U.S. equity markets finish mixed, with the Dow marginally lower and the tech-heavy Nasdaq higher. 

With no major directional drivers, stocks are in a holding pattern ahead of Thursday’s inflation data. European stocks reached a new high as updated gross domestic product data showed that the first quarter contraction in the region was not as severe as initially thought. 

Oil prices closed above $70 a barrel for the first time in more than two years, while 10-year government bond yields declined to 1.54 percent.

The price of crude oil was up $1.02 or 1.47 percent at $70.25 and the spot price of gold was down $3 or -0.16 percent to $1,895.70.  

Economic data this morning included April job openings and the May small business optimism index, which combined paint the picture of a fast-improving economy that is running against labor supply constraints. 

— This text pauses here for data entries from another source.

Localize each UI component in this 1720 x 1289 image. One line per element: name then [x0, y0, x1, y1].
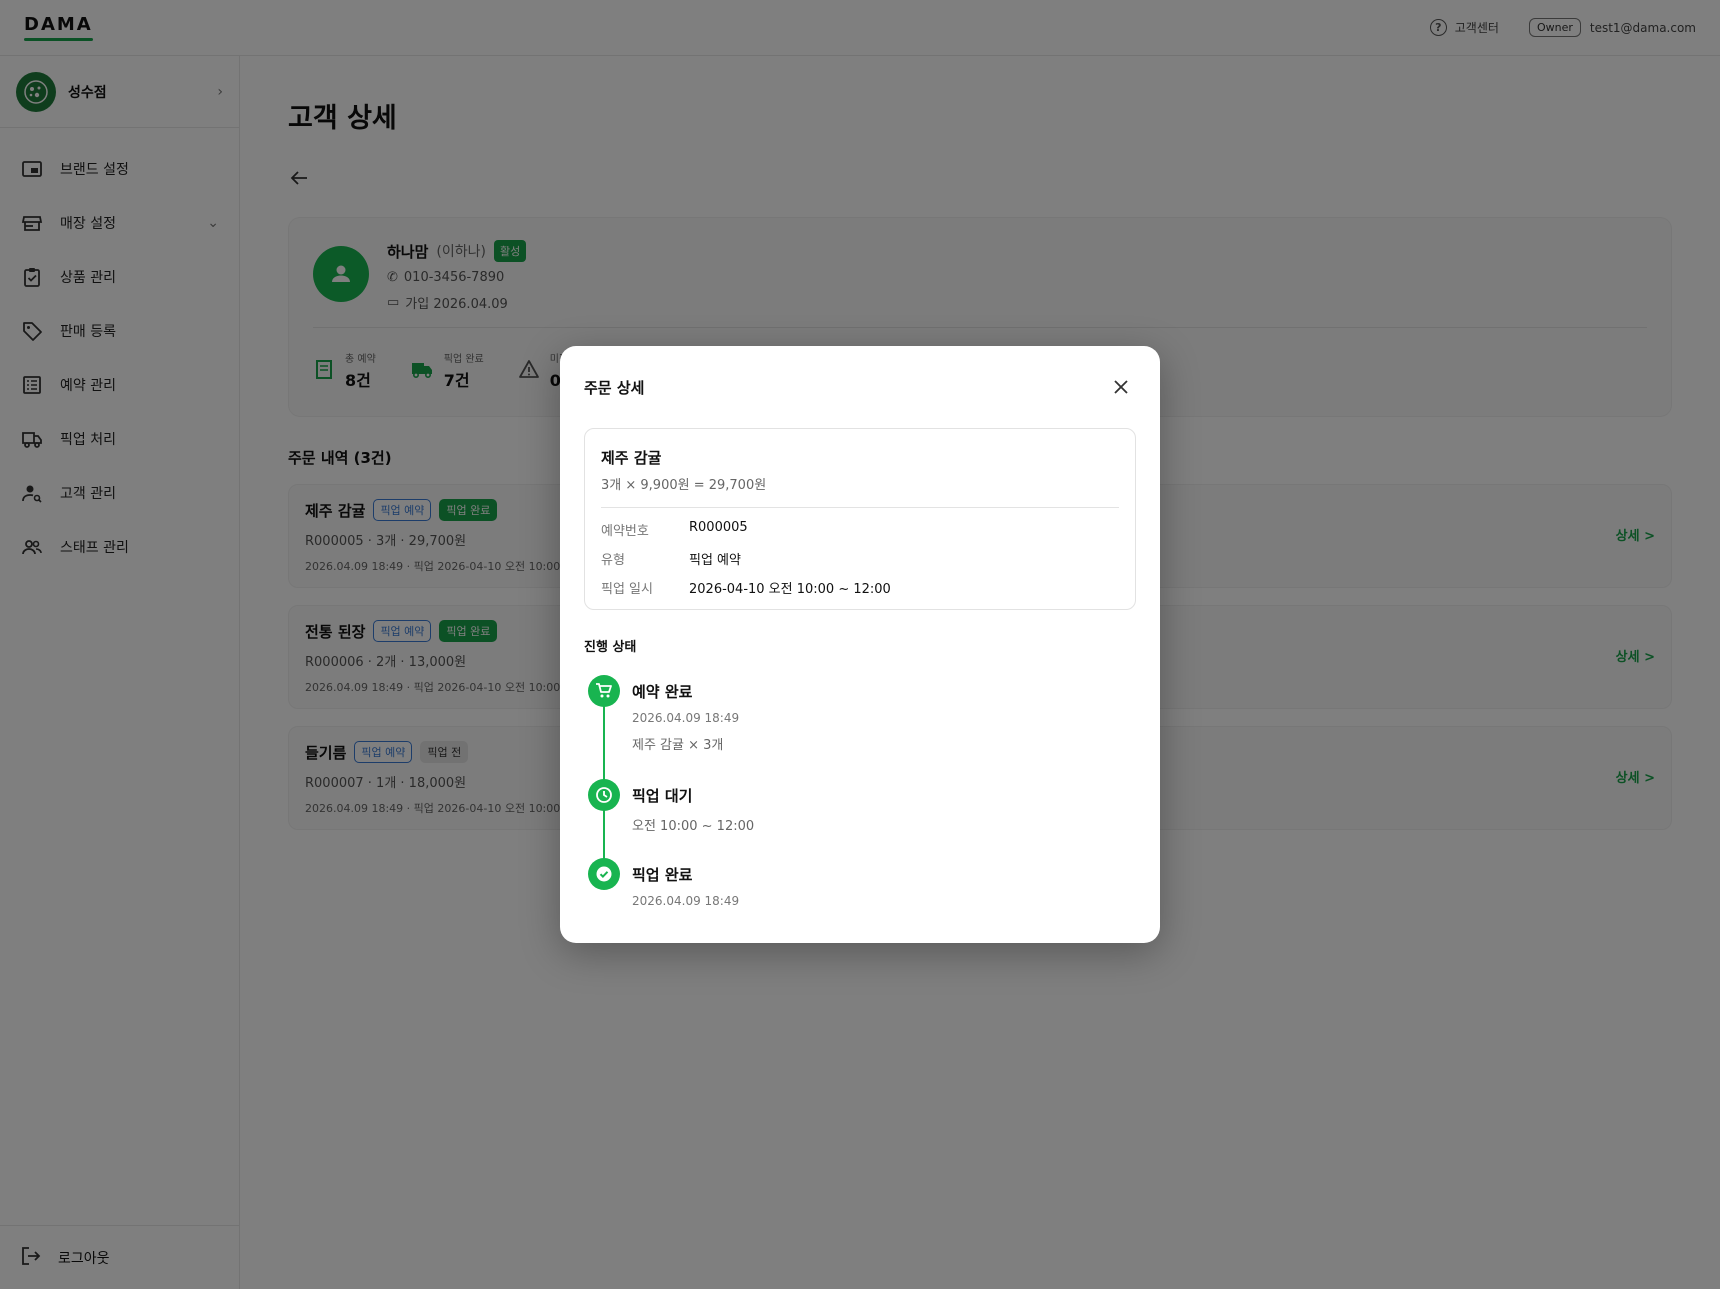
step-title: 픽업 대기	[632, 787, 693, 805]
detail-row-type: 유형 픽업 예약	[601, 549, 1119, 568]
timeline-step-reserved: 예약 완료 2026.04.09 18:49 제주 감귤 × 3개	[588, 675, 1136, 779]
timeline-step-waiting: 픽업 대기 오전 10:00 ~ 12:00	[588, 779, 1136, 858]
step-time: 오전 10:00 ~ 12:00	[632, 819, 755, 834]
detail-value: 2026-04-10 오전 10:00 ~ 12:00	[689, 582, 891, 597]
step-title: 픽업 완료	[632, 866, 693, 884]
detail-row-pickup-time: 픽업 일시 2026-04-10 오전 10:00 ~ 12:00	[601, 578, 1119, 597]
divider	[601, 507, 1119, 508]
detail-value: R000005	[689, 520, 748, 535]
close-button[interactable]	[1106, 372, 1136, 402]
cart-icon	[588, 675, 620, 707]
step-time: 2026.04.09 18:49	[632, 711, 740, 725]
detail-key: 픽업 일시	[601, 582, 653, 597]
close-icon	[1114, 380, 1128, 394]
order-detail-modal: 주문 상세 제주 감귤 3개 × 9,900원 = 29,700원 예약번호 R…	[560, 346, 1160, 943]
step-title: 예약 완료	[632, 683, 693, 701]
detail-row-reservation-number: 예약번호 R000005	[601, 520, 1119, 539]
step-note: 제주 감귤 × 3개	[632, 738, 724, 753]
clock-icon	[588, 779, 620, 811]
price-calculation: 3개 × 9,900원 = 29,700원	[601, 478, 767, 493]
product-name: 제주 감귤	[601, 449, 662, 467]
modal-title: 주문 상세	[584, 378, 645, 397]
step-time: 2026.04.09 18:49	[632, 894, 740, 908]
order-detail-card: 제주 감귤 3개 × 9,900원 = 29,700원 예약번호 R000005…	[584, 428, 1136, 610]
detail-key: 유형	[601, 553, 625, 568]
detail-key: 예약번호	[601, 524, 649, 539]
timeline-step-completed: 픽업 완료 2026.04.09 18:49	[588, 858, 1136, 908]
progress-title: 진행 상태	[584, 640, 637, 655]
detail-value: 픽업 예약	[689, 553, 741, 568]
progress-timeline: 예약 완료 2026.04.09 18:49 제주 감귤 × 3개 픽업 대기 …	[584, 675, 1136, 908]
check-icon	[588, 858, 620, 890]
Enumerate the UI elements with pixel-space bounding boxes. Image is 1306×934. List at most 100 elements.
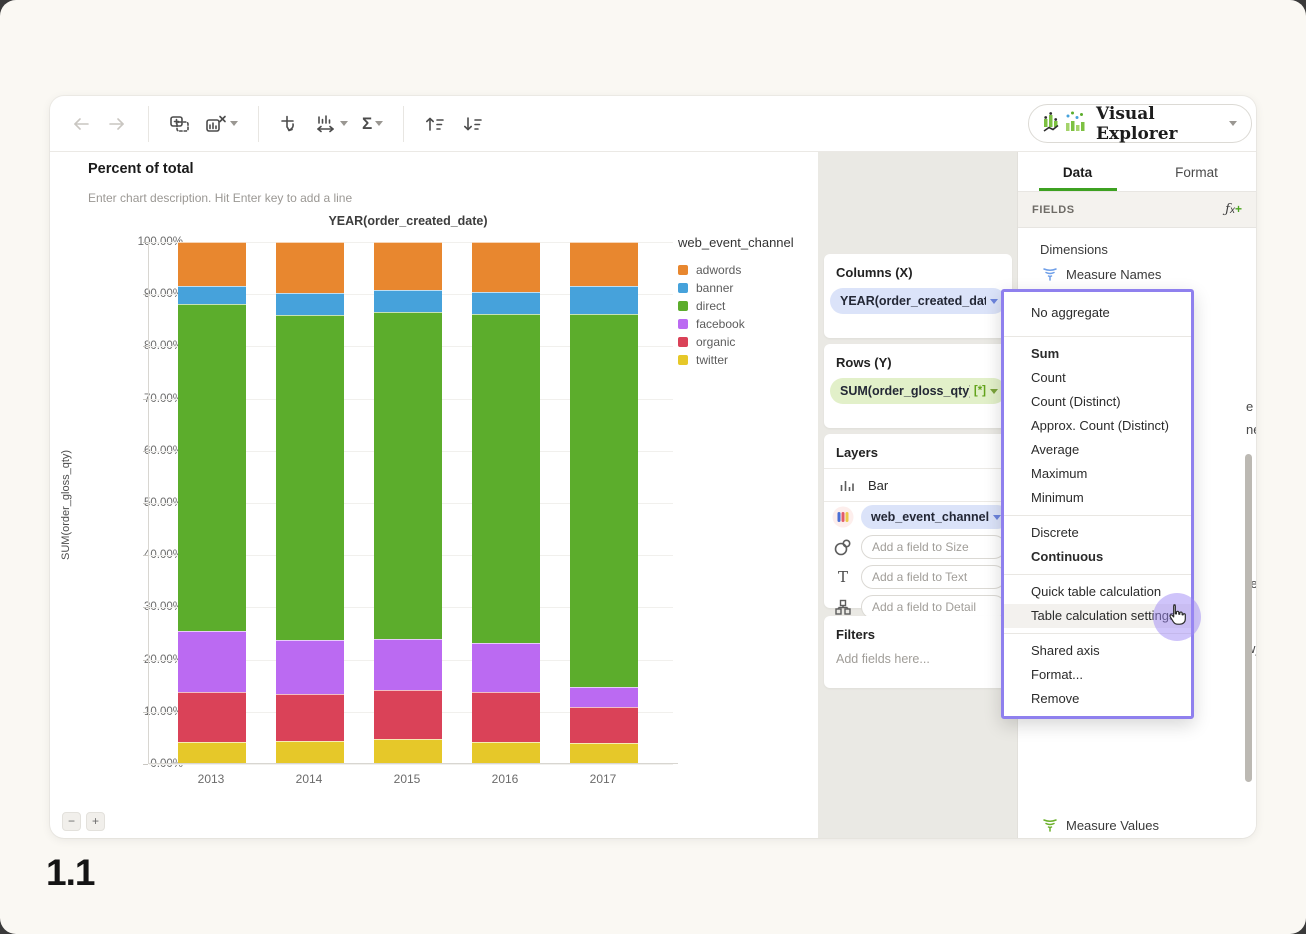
bar-segment-adwords[interactable] <box>276 242 344 294</box>
x-axis-tick-label: 2017 <box>589 772 617 786</box>
menu-item-discrete[interactable]: Discrete <box>1004 521 1191 545</box>
chevron-down-icon <box>340 121 348 126</box>
bar-segment-direct[interactable] <box>570 313 638 688</box>
bar-segment-direct[interactable] <box>374 311 442 639</box>
menu-item-continuous[interactable]: Continuous <box>1004 545 1191 569</box>
bar-segment-direct[interactable] <box>472 313 540 644</box>
menu-separator <box>1004 515 1191 516</box>
bar-segment-direct[interactable] <box>178 303 246 632</box>
bar-segment-organic[interactable] <box>570 707 638 743</box>
layer-color-pill[interactable]: web_event_channel <box>861 505 1010 529</box>
stacked-bar-2017[interactable] <box>570 242 638 764</box>
layer-row: web_event_channel <box>824 502 1012 532</box>
bar-segment-adwords[interactable] <box>472 242 540 292</box>
bar-segment-facebook[interactable] <box>374 638 442 690</box>
gridline <box>149 764 673 765</box>
size-icon <box>832 537 854 557</box>
fx-plus-icon[interactable]: ƒx+ <box>1225 202 1242 217</box>
fit-width-button[interactable] <box>315 114 348 134</box>
sort-descending-button[interactable] <box>462 114 486 134</box>
field-item[interactable]: Measure Names <box>1018 263 1256 285</box>
menu-item-shared-axis[interactable]: Shared axis <box>1004 639 1191 663</box>
chevron-down-icon <box>1229 121 1237 126</box>
stacked-bar-2016[interactable] <box>472 242 540 764</box>
field-drop-target[interactable]: Add a field to Text <box>861 565 1006 589</box>
forward-arrow-icon <box>106 114 128 134</box>
menu-item-average[interactable]: Average <box>1004 438 1191 462</box>
tab-data[interactable]: Data <box>1018 152 1137 191</box>
stacked-bar-2015[interactable] <box>374 242 442 764</box>
legend-item-facebook[interactable]: facebook <box>678 315 794 333</box>
legend-item-twitter[interactable]: twitter <box>678 351 794 369</box>
field-drop-target[interactable]: Add a field to Size <box>861 535 1006 559</box>
chart-title[interactable]: Percent of total <box>88 161 194 177</box>
field-item[interactable]: Measure Values <box>1018 814 1248 836</box>
bar-segment-banner[interactable] <box>570 285 638 314</box>
menu-item-count[interactable]: Count <box>1004 366 1191 390</box>
legend-item-banner[interactable]: banner <box>678 279 794 297</box>
menu-item-remove[interactable]: Remove <box>1004 687 1191 711</box>
bar-segment-twitter[interactable] <box>178 741 246 764</box>
field-item[interactable]: #account_lat <box>1018 836 1248 838</box>
menu-item-count-distinct[interactable]: Count (Distinct) <box>1004 390 1191 414</box>
columns-field-pill[interactable]: YEAR(order_created_date) <box>830 288 1006 314</box>
bar-segment-facebook[interactable] <box>472 643 540 693</box>
menu-item-format[interactable]: Format... <box>1004 663 1191 687</box>
forward-arrow-button[interactable] <box>106 114 128 134</box>
bar-segment-banner[interactable] <box>472 291 540 314</box>
bar-segment-banner[interactable] <box>276 293 344 316</box>
sigma-button[interactable]: Σ <box>362 114 384 134</box>
bar-segment-twitter[interactable] <box>374 738 442 764</box>
sort-ascending-button[interactable] <box>424 114 448 134</box>
bar-segment-banner[interactable] <box>374 290 442 312</box>
bar-segment-organic[interactable] <box>374 689 442 739</box>
delete-chart-button[interactable] <box>205 114 238 134</box>
legend: web_event_channel adwords banner direct fac… <box>678 235 794 369</box>
stacked-bar-2014[interactable] <box>276 242 344 764</box>
bar-segment-twitter[interactable] <box>472 741 540 764</box>
stacked-bar-2013[interactable] <box>178 242 246 764</box>
bar-segment-organic[interactable] <box>178 692 246 742</box>
bar-segment-banner[interactable] <box>178 285 246 304</box>
menu-item-approx-count-distinct[interactable]: Approx. Count (Distinct) <box>1004 414 1191 438</box>
bar-segment-twitter[interactable] <box>570 742 638 764</box>
bar-segment-adwords[interactable] <box>178 242 246 286</box>
bar-segment-facebook[interactable] <box>570 687 638 708</box>
visual-explorer-switcher[interactable]: Visual Explorer <box>1028 104 1252 144</box>
legend-swatch <box>678 301 688 311</box>
scrollbar-thumb[interactable] <box>1245 454 1252 782</box>
layers-panel: Layers Bar web_event_channel Add a field … <box>824 434 1012 619</box>
bar-segment-direct[interactable] <box>276 315 344 641</box>
fit-width-icon <box>315 114 337 134</box>
chart-description[interactable]: Enter chart description. Hit Enter key t… <box>88 191 352 205</box>
legend-item-adwords[interactable]: adwords <box>678 261 794 279</box>
tab-format[interactable]: Format <box>1137 152 1256 191</box>
layer-type-row[interactable]: Bar <box>824 469 1012 501</box>
legend-item-direct[interactable]: direct <box>678 297 794 315</box>
bar-segment-organic[interactable] <box>276 694 344 741</box>
bar-segment-facebook[interactable] <box>178 631 246 693</box>
menu-item-no-aggregate[interactable]: No aggregate <box>1004 297 1191 331</box>
duplicate-chart-button[interactable] <box>169 114 191 134</box>
filters-drop-target[interactable]: Add fields here... <box>824 650 1012 680</box>
chevron-down-icon <box>990 298 998 304</box>
chevron-down-icon <box>993 514 1002 520</box>
menu-item-sum[interactable]: Sum <box>1004 342 1191 366</box>
rows-field-label: SUM(order_gloss_qty) <box>840 384 970 398</box>
rows-panel: Rows (Y) SUM(order_gloss_qty) [*] <box>824 344 1012 428</box>
bar-segment-adwords[interactable] <box>570 242 638 286</box>
menu-item-minimum[interactable]: Minimum <box>1004 486 1191 510</box>
bar-segment-adwords[interactable] <box>374 242 442 291</box>
swap-axes-button[interactable] <box>279 114 301 134</box>
back-arrow-button[interactable] <box>70 114 92 134</box>
dimensions-section-label: Dimensions <box>1040 242 1108 257</box>
bar-segment-twitter[interactable] <box>276 740 344 764</box>
chevron-down-icon <box>990 388 998 394</box>
rows-field-pill[interactable]: SUM(order_gloss_qty) [*] <box>830 378 1006 404</box>
bar-segment-organic[interactable] <box>472 692 540 742</box>
bar-segment-facebook[interactable] <box>276 640 344 695</box>
legend-item-organic[interactable]: organic <box>678 333 794 351</box>
menu-item-maximum[interactable]: Maximum <box>1004 462 1191 486</box>
zoom-out-button[interactable]: − <box>62 812 81 831</box>
zoom-in-button[interactable]: + <box>86 812 105 831</box>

The small business optimism index eased slightly, with key labor-market components included in the index – hiring intentions and jobs-hard-to-fill – both rising to record highs. 

Small businesses appear to face labor shortages as hiring picks up amidst a surge in demand. Generous unemployment benefits, health concerns and lack of child care are all reasons keeping people from re-entering the labor force, but these are likely to abate in the coming months. 

Sentiment remains largely positive, but markets continue to grapple with the tug-of-war between economic optimism and inflation concerns.

The spotlight will be on the U.S. consumer price index released on Thursday, which is expected to rise sharply in the 12 months through May. 

The surge in prices will likely be driven by easy comparisons from last year when consumption was depressed due to the pandemic, higher commodity prices and supply shortages. 

We think that the economy is strong enough to weather the recent inflation uptick and that the bar for the Fed to change its easy momentary policy is very high. 

However, a hotter-than-expected inflation reading could trigger some short-term volatility and shift interest-rate expectations.